The East Hampton Town Planning Board weighed in at a meeting on July 9 on proposed town legislation that would set restrictions on formula or chain stores. The measure received a mixed reception, and the planners ultimately voted to recommend the legislation be approved by a vote of 4 to 3. The town board will hold a public hearing on the measure at 6:30 tonight at Town Hall.
“It is a very arbitrary piece of legislation,” said Bob Schaeffer, a longtime member of the planning board. He noted that the planning board had been asked for its opinion on similar legislation in April, and said, “We gave our comments the first time around, and they were not mentioned. Why are we doing this?”
He pointed out that the new legislation was a substantial reworking of the first go-round but still found it wanting. The revision increased from 10 to 15 the number of stores nationwide that would be considered a chain. “Who came up with this number?” he asked.
Ian Calder-Piedmonte, another member of the board, was adamant about the dangers of the bill, warning of “unintended consequences.” He cautioned on its effect on working families. “This is a very expensive place to live. This could be a hurdle to keep certain stores out that could be helpful to people.”
The third member opposing the legislation was Pat Schutte, who spoke out strongly about it. “There will be no more supermarkets, no more gas stations,” he said.

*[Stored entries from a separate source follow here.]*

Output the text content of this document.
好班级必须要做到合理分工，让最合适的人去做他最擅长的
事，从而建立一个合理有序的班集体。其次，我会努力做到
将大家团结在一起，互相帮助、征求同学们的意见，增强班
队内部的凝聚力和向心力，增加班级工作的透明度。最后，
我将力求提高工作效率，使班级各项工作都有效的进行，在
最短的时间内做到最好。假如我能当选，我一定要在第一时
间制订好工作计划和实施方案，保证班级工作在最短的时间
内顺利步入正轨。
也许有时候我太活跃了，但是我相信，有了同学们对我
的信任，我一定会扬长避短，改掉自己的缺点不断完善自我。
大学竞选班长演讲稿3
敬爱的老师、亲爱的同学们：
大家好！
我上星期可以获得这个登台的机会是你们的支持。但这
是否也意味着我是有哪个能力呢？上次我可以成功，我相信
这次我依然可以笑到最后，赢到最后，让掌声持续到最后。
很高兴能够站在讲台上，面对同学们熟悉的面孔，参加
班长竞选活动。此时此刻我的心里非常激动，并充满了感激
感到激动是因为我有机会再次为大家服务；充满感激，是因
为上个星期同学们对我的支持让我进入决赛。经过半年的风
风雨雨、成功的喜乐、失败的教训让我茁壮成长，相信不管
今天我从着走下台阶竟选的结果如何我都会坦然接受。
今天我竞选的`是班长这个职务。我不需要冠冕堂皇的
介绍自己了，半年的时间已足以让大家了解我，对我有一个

Among those who expressed approval of the reworked bill was Nancy Keeshan, who said it would help the architectural review board as well as the planning board in explaining what a business could and could not do. “It will give us a little more teeth,” she said.
Reed Jones, the panel’s chairman, also expressed support. “We all agree we have something very special out here. Other towns have enacted similar legislation, and it has been challenged in court and has been upheld.” Job Potter, who was not at the meeting, expressed support for the bill as well, according to the chairman.
In the end, it was the member Diana Weir whose thoughts carried the day. “I’m not crazy about this, but it is a better piece of legislation,” she said. She complimented the town board for the modifications that had been made, saying the previous effort would likely not have held up in court.
“It is constitutionally respectful of business,” she said, before echoing Ms. Keeshan that the proposal would aid other town agencies in setting guidelines for what chain stores can and cannot do when they open in the Town of East Hampton.